Apparently, the only way WND thinks it can get any credibility (or revenue) of any kind is to become a "made man" in the form of pro-Trump state media. But WND has always been a joke; this will make it even more so.


Posted by Terry K. at 7:43 PM EST
MRC: Trump Wants To Investigate Sec. of State Hillary, Not The Hillary Who Ran Against Him
Topic: Media Research Center

The Media Research Center's Kristine Marsh writes in a Nov. 14 post (random bolding is hers):

It seems the media can always find a new excuse as to why the Clintons’ numerous scandals over the years should be overlooked. Tuesday morning, the networks dismissively treated reports that Attorney General Jeff Sessions would be looking into hiring a special prosecutor to investigate the Clinton Foundation’s dealings with Uranium One and Hillary Clinton’s e-mails, casting blame on Sessions instead. All three networks also characterized the potential investigation as a partisan hack job orchestrated by President Trump against his former election “rival,” instead of against the former Secretary of State.

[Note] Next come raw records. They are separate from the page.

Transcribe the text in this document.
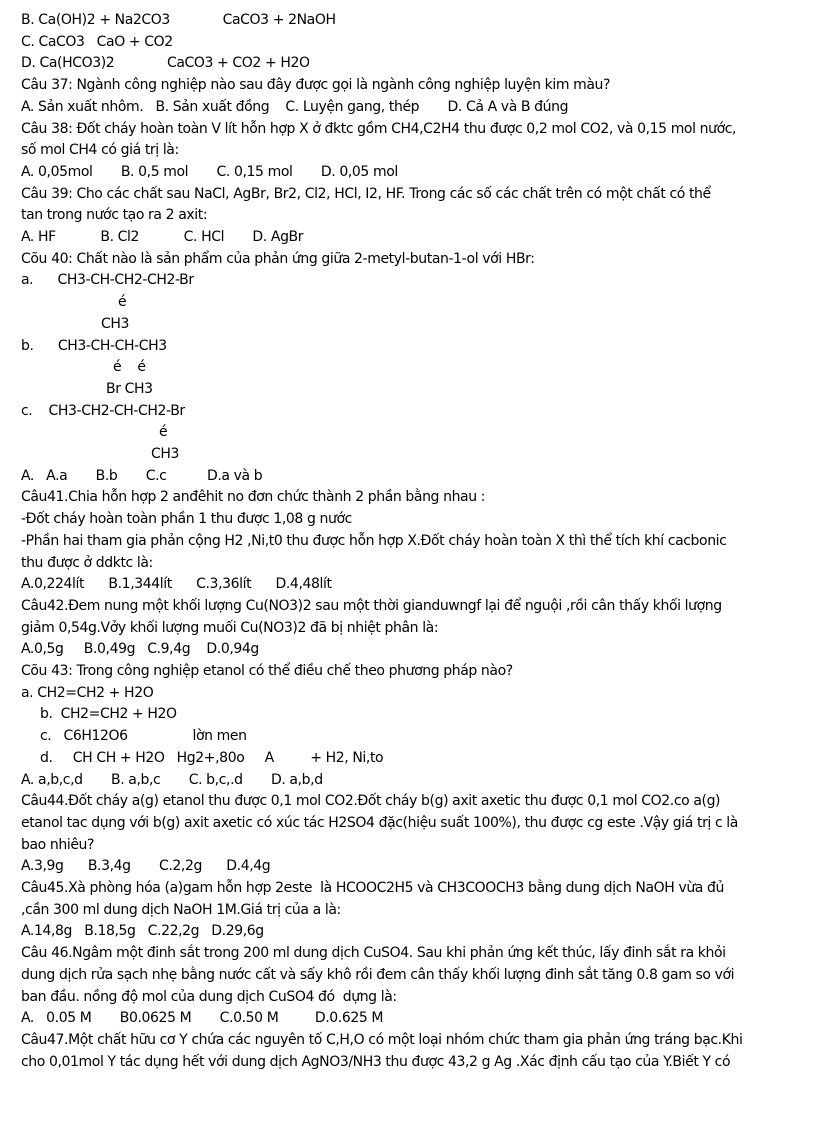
B. Ca(OH)2 + Na2CO3             CaCO3 + 2NaOH
C. CaCO3   CaO + CO2
D. Ca(HCO3)2             CaCO3 + CO2 + H2O
Câu 37: Ngành công nghiệp nào sau đây được gọi là ngành công nghiệp luyện kim màu?
A. Sản xuất nhôm.   B. Sản xuất đồng    C. Luyện gang, thép       D. Cả A và B đúng
Câu 38: Đốt cháy hoàn toàn V lít hỗn hợp X ở đktc gồm CH4,C2H4 thu được 0,2 mol CO2, và 0,15 mol nước,
số mol CH4 có giá trị là:
A. 0,05mol       B. 0,5 mol       C. 0,15 mol       D. 0,05 mol
Câu 39: Cho các chất sau NaCl, AgBr, Br2, Cl2, HCl, I2, HF. Trong các số các chất trên có một chất có thể
tan trong nước tạo ra 2 axit:
A. HF           B. Cl2           C. HCl       D. AgBr
Cõu 40: Chất nào là sản phẩm của phản ứng giữa 2-metyl-butan-1-ol với HBr:
a.      CH3-CH-CH2-CH2-Br
é
CH3
b.      CH3-CH-CH-CH3
é    é
Br CH3
c.    CH3-CH2-CH-CH2-Br
é
CH3
A.   A.a       B.b       C.c          D.a và b
Câu41.Chia hỗn hợp 2 anđêhit no đơn chức thành 2 phần bằng nhau :
-Đốt cháy hoàn toàn phần 1 thu được 1,08 g nước
-Phần hai tham gia phản cộng H2 ,Ni,t0 thu được hỗn hợp X.Đốt cháy hoàn toàn X thì thể tích khí cacbonic
thu được ở ddktc là:
A.0,224lít      B.1,344lít      C.3,36lít      D.4,48lít
Câu42.Đem nung một khối lượng Cu(NO3)2 sau một thời gianduwngf lại để nguội ,rồi cân thấy khối lượng
giảm 0,54g.Vởy khối lượng muối Cu(NO3)2 đã bị nhiệt phân là:
A.0,5g     B.0,49g   C.9,4g    D.0,94g
Cõu 43: Trong công nghiệp etanol có thể điều chế theo phương pháp nào?
a. CH2=CH2 + H2O
b.  CH2=CH2 + H2O
c.   C6H12O6                lờn men
d.     CH CH + H2O   Hg2+,80o     A         + H2, Ni,to
A. a,b,c,d       B. a,b,c       C. b,c,.d       D. a,b,d
Câu44.Đốt cháy a(g) etanol thu được 0,1 mol CO2.Đốt cháy b(g) axit axetic thu được 0,1 mol CO2.co a(g)
etanol tac dụng với b(g) axit axetic có xúc tác H2SO4 đặc(hiệu suất 100%), thu được cg este .Vậy giá trị c là
bao nhiêu?
A.3,9g      B.3,4g       C.2,2g      D.4,4g
Câu45.Xà phòng hóa (a)gam hỗn hợp 2este  là HCOOC2H5 và CH3COOCH3 bằng dung dịch NaOH vừa đủ
,cần 300 ml dung dịch NaOH 1M.Giá trị của a là:
A.14,8g   B.18,5g   C.22,2g   D.29,6g
Câu 46.Ngâm một đinh sắt trong 200 ml dung dịch CuSO4. Sau khi phản ứng kết thúc, lấy đinh sắt ra khỏi
dung dịch rửa sạch nhẹ bằng nước cất và sấy khô rồi đem cân thấy khối lượng đinh sắt tăng 0.8 gam so với
ban đầu. nồng độ mol của dung dịch CuSO4 đó  dựng là:
A.   0.05 M       B0.0625 M       C.0.50 M         D.0.625 M
Câu47.Một chất hữu cơ Y chứa các nguyên tố C,H,O có một loại nhóm chức tham gia phản ứng tráng bạc.Khi
cho 0,01mol Y tác dụng hết với dung dịch AgNO3/NH3 thu được 43,2 g Ag .Xác định cấu tạo của Y.Biết Y có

We hate to break it to you, Kristine, but the Hillary Clinton that was secretary of state is the very same Hillary Clinton who ran against Trump in 2016. If Trump is going after Secretary of State Clinton he is, by definition, going after candidate Clinton.

We're not seeing how Marsh thinks those are two separate people -- unless, of course, she's trying to justify an investigation because, you know, the Clintons.